Walsede - Von Vincent Wuttke. Die Überraschung ist ausgeblieben: Im Viertelfinale des Fußball-Kreispokals hat sich der favorisierte TuS Westerholz (Kreisliga) beim FC Walsede (1. Kreisklasse) mit 2:0 (1:0) durchgesetzt. Damit steht die Mannschaft von Peter Ludwig im Halbfinale. „Das war eine ganz souveräner Auftritt von uns. Wir haben das Spiel von Anfang bis Ende dominiert“, freute sich Ludwig.

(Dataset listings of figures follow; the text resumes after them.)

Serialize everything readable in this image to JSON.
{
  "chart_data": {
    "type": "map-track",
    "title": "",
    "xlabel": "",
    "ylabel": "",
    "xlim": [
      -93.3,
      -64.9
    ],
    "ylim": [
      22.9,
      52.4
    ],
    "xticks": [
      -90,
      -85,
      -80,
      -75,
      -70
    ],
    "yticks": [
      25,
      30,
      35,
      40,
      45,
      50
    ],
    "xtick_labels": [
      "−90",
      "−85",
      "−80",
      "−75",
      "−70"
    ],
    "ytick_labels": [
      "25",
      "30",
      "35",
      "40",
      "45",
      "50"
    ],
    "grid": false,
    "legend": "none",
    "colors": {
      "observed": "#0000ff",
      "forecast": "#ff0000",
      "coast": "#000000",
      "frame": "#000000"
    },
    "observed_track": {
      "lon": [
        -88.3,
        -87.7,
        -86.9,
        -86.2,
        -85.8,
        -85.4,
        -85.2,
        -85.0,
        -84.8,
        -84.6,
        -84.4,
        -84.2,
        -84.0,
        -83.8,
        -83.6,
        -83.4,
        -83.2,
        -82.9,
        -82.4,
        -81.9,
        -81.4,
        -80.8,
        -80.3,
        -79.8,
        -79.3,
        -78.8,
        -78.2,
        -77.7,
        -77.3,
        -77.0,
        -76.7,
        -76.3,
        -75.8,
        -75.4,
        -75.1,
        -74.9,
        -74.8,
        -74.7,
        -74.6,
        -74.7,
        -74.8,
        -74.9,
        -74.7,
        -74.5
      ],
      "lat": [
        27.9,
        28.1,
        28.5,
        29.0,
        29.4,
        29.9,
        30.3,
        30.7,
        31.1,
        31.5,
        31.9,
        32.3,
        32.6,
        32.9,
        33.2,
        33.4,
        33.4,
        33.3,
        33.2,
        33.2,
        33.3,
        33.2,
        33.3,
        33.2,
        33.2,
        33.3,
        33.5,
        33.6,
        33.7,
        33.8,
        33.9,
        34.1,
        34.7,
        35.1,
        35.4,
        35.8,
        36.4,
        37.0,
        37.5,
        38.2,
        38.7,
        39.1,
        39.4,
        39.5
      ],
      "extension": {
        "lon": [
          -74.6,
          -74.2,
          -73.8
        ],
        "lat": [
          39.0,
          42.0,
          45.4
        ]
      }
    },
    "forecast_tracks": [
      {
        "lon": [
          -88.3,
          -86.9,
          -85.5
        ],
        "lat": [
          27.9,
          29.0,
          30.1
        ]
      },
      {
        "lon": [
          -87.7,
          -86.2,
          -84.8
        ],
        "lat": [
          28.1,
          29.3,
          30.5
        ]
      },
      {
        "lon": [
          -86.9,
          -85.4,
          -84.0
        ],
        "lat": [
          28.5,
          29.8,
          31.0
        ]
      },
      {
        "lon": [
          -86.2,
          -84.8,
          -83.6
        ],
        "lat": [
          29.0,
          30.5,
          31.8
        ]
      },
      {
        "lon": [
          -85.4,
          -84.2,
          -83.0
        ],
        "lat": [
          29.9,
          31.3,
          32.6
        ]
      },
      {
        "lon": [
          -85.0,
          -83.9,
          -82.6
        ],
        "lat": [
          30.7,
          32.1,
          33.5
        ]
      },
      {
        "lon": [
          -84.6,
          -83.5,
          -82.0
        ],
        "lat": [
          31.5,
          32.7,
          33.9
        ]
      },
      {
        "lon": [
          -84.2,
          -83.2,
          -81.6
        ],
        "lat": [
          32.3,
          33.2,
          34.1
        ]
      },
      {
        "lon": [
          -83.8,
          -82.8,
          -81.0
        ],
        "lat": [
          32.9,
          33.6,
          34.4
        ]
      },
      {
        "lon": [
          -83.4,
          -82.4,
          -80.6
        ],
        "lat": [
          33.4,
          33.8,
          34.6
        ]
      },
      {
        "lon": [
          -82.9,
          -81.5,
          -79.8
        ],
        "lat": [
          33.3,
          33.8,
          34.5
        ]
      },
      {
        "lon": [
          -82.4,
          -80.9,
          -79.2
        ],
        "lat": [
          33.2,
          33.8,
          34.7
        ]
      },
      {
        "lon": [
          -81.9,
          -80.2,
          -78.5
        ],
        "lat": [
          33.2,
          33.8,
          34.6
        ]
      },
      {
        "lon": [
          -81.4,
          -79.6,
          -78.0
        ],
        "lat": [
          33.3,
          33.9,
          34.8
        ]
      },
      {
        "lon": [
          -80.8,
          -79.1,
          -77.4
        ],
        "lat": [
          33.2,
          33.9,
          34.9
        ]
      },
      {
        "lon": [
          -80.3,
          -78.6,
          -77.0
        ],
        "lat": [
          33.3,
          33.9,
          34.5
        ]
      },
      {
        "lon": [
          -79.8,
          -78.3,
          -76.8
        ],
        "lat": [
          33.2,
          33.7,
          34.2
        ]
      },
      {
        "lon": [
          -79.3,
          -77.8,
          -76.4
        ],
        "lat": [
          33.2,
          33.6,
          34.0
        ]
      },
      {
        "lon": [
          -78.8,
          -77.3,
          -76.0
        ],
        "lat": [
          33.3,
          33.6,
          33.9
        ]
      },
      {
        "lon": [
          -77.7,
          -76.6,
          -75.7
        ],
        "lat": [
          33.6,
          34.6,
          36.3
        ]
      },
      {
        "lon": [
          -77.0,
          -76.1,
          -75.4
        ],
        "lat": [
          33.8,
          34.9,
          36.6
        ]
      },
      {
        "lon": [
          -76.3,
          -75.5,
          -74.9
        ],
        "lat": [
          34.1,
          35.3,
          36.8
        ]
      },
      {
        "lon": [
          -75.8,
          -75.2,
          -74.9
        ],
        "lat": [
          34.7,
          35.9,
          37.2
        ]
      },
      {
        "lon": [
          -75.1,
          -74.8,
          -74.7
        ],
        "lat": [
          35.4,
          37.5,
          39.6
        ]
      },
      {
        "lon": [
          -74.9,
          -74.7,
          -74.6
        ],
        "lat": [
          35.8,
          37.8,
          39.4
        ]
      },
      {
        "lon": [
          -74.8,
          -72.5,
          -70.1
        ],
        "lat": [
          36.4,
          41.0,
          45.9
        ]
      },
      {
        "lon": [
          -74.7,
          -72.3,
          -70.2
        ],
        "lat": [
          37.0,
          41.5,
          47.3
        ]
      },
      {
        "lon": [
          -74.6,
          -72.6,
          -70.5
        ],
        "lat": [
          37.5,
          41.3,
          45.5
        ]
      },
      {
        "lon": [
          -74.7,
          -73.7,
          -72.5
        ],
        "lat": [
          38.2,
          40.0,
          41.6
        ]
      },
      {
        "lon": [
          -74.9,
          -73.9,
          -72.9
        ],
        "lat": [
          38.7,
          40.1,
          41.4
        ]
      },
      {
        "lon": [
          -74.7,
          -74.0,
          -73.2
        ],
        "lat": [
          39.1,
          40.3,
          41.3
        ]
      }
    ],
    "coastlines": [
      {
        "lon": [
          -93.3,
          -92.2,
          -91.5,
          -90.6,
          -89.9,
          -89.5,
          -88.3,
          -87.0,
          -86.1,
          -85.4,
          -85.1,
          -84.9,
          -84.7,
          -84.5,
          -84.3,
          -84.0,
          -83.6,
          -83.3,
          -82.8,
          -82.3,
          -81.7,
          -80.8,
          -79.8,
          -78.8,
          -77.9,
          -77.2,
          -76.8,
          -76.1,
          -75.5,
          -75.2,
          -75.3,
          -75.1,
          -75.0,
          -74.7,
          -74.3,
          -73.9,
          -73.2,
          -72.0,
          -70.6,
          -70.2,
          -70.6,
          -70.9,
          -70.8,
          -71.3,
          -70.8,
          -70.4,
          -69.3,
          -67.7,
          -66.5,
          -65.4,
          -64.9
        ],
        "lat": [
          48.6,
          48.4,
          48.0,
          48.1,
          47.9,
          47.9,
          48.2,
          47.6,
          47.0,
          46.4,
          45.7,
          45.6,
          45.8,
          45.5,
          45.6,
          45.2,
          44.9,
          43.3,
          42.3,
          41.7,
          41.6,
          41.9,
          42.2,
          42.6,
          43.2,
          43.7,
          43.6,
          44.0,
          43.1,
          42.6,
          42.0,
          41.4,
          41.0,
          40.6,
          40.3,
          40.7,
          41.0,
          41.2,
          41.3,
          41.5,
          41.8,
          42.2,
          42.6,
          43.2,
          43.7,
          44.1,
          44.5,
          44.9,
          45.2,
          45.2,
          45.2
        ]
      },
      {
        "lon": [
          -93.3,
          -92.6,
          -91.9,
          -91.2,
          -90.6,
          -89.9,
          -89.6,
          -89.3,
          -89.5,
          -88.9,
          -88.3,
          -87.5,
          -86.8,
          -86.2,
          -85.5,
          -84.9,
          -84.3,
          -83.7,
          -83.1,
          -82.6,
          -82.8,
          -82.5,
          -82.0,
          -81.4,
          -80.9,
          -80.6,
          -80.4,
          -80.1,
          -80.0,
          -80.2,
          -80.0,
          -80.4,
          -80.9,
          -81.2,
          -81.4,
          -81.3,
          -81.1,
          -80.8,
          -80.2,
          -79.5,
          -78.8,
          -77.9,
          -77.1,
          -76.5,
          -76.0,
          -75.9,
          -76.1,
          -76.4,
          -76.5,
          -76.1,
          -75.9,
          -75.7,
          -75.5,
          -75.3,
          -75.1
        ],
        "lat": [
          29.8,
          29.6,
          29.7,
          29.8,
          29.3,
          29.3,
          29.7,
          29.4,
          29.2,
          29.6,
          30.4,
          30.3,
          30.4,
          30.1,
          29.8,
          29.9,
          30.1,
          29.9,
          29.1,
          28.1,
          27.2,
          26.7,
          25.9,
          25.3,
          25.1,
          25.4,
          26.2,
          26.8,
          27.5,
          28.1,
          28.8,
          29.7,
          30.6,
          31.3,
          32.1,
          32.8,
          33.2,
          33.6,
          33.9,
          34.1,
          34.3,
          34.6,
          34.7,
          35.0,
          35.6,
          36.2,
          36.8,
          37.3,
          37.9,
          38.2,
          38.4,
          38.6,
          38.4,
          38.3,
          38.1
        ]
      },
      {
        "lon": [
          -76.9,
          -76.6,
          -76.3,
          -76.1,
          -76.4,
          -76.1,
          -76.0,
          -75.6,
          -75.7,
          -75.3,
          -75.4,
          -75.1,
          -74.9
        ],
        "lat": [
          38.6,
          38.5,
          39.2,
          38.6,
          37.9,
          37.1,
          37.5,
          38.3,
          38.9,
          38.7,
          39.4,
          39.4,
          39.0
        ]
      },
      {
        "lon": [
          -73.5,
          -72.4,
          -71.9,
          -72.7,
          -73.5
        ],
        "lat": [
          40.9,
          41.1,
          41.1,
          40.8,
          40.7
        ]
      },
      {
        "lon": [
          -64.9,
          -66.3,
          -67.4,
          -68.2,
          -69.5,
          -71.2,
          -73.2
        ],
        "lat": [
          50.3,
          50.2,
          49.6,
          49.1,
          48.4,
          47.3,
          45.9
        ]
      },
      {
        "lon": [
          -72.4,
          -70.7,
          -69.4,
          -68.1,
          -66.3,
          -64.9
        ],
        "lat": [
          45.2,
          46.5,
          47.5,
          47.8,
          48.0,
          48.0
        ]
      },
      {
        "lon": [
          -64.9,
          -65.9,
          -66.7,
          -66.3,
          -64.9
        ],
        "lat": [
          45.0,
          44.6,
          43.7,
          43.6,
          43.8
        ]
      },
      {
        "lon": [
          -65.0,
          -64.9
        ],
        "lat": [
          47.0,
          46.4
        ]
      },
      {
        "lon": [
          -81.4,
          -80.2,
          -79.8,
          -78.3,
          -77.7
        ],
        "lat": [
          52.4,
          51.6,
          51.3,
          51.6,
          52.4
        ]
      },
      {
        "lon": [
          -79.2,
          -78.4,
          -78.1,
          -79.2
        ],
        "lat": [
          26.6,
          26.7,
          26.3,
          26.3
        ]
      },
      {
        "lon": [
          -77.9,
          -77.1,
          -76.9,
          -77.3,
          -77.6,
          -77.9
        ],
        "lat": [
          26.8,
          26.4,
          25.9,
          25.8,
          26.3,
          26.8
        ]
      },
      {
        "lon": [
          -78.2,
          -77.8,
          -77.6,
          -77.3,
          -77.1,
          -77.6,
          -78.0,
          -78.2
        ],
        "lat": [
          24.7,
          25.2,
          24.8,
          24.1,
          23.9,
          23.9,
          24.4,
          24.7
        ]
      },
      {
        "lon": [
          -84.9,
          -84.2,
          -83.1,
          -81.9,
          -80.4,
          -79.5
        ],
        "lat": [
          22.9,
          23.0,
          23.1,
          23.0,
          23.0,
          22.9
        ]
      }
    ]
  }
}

Die erste Chance des Spiels hatten die Gäste. Doch Angreifer Björn Banehr scheiterte an Walsedes Schlussmann Mario Boschen. Eine Minute später hatten auf einmal die Gastgeber die große Chance zur Führung. Nach einer Ecke kam Walsedes Christian Bammann fünf Meter vor dem Tor frei zum Kopfball, doch Westerholz‘ Keeper Finn Geffken war zur Stelle. In der 24. Minute hatte Boschen dann allerdings das Nachsehen, als Banehr einen Freistoß vor das Gehäuse der Hausherren drosch und Abwehrspieler Lars Menzel nur noch einnicken musste – 0:1 (24.). In der Folgezeit tat sich nicht mehr viel auf beiden Seiten, sodass es mit der knappen Gästeführung in die Halbzeit ging.

Auch nach dem Seitenwechsel hatte Westerholz die besseren Chancen. Jan Ostenfeld schickte in der 49. Minute Hans Wahlers auf die Reise, doch der Goalgetter scheiterte am Außennetz. Nach einem Foulspiel von Walsedes Marco Scherweit an Ostenfeld entschied Schiedsrichter Michael Menzel (MTV Jeddingen) folgerichtig auf Freistoß, den Wahlers steil vor das Gehäuse der Gastgeber brachte – Walsedes Scherweit fälschte unglücklich ins eigene Tor ab – 0:2 (63.). Die Chance auf 3:0 zu erhöhen, vergab Jannes Hädecke. Sein Volleyschuss verpasste das Tor nur knapp (64.).

In der 87. Minute hätte es noch einmal spannend werden können. Nach einem langen Freistoß von Höhe der Mittellinie kam Julius Niederschulte im Strafraum völlig frei zum Kopfball, doch er fehlte das Westerholzer Tor nur um Zentimeter. Und nur eine Minute später scheiterte auch Marcel Fettköter aus kurzer Distanz.

„Ich bin stolz auf meine Mannschaft. Wir haben uns richtig gut gewehrt. Dass wir überhaupt im Viertelfinale standen, ist schon ein riesiges Erfolgserlebnis gewesen“, zeigte sich Walsedes Trainer Rüdiger Dittmer trotz der Niederlage am Ende versöhnlich.